As governments compete to secure supplies of lithium, cobalt, nickel, graphite, and rare earths for the green energy transition and digital infrastructure, major deals are being signed at speed. In February alone, more than 50 countries gathered in Washington, producing more than 11 critical minerals agreements in a single convening. At the same time, the United States, the European Union, and China are intensifying competition for access and influence, while mineral-rich countries across Africa, Latin America, and Southeast Asia face mounting pressure to align before adequate protections are in place.
For development professionals and governments, this is not a distant geopolitical issue. It is actively reshaping where public and development finance flows, which sectors will be disrupted or attract investment, what governance and community protection gaps will emerge, how ESG commitments are enforced, and whether mineral-producing economies can capture lasting value or remain trapped in extractive models that export raw materials while profits accumulate elsewhere.
To unpack these questions, DevelopmentAid invites NGOs, consultants, ESG specialists, environmentalists, government agencies, contractors, and development finance actors to join its interactive Ask Me Anything, Ask the Experts live session, Green Colonialism or Green Opportunity? Inside the Critical Minerals Rush and What Development Actors Must Do Now, featuring Dr. Thea Riofrancos, one of the world’s leading researchers on the political, socioeconomic, and environmental dimensions of critical mineral extraction and author of Extraction: The Frontiers of Green Capitalism. The session will take place on 18 June 2026 at 4:00 PM. Brussels / 10:00 AM, Washington, DC.

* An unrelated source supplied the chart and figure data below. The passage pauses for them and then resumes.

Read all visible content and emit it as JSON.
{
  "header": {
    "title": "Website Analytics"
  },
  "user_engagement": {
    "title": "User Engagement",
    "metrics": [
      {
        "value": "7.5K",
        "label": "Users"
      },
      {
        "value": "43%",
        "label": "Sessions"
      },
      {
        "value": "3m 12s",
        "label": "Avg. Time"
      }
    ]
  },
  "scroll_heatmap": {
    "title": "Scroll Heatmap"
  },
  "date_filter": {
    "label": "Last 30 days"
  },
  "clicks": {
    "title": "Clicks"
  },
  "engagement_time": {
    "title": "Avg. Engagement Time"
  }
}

Drawing on more than a decade of field research across Latin America, Europe, and the USA, Dr. Riofrancos will respond directly to participants’ pre-submitted questions with grounded analysis and practical insight into the challenges development actors are confronting now.
Key Takeaways
- Practical insight into why development and public finance are rapidly flowing into critical mineral regions and what this means for future development programming and investment.
- Expert perspective on how the critical minerals boom is reshaping governance, ESG priorities, and the operating environment for governments, NGOs, consultants, contractors, and financial institutions.

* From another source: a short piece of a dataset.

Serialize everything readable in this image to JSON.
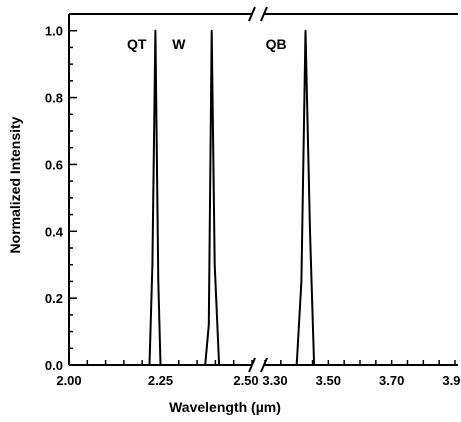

- Grounded analysis of the governance, regulatory, and community risks most likely to affect projects, partnerships, and ESG compliance in extractive contexts.
- Real-world insight into whether mineral-producing economies can move up the value chain, drawing on lessons from Latin America and other resource-rich regions.
Featured Speaker
Associate Professor of Political Science, Providence College | Researcher and Author, Extraction: The Frontiers of Green Capitalism
Thea is a political scientist and leading expert on the global political economy of the energy transition, with a focus on critical minerals, extractive governance, and the uneven impacts of the green transition.
Her research examines how rising demand for critical minerals is reshaping investment flows, governance systems, and power relations across the Global North and South. She has conducted extensive field research in lithium-producing regions, analyzing how mining expansion is reshaping local economies, environmental governance, and community rights, while tracking where value from the green transition is ultimately captured.
Thea is the author of Extraction: The Frontiers of Green Capitalism, a widely cited work on critical minerals, climate justice, and extractivism, and she contributes actively to debates on supply chains, ESG frameworks, and just transition policies.
She holds a PhD in political science from the University of Pennsylvania and is based at Providence College in the United States, where she teaches and continues her research. She is also co-director of the Climate + Community Institute and a fellow at the Transnational Institute focused on equitable approaches to decarbonization.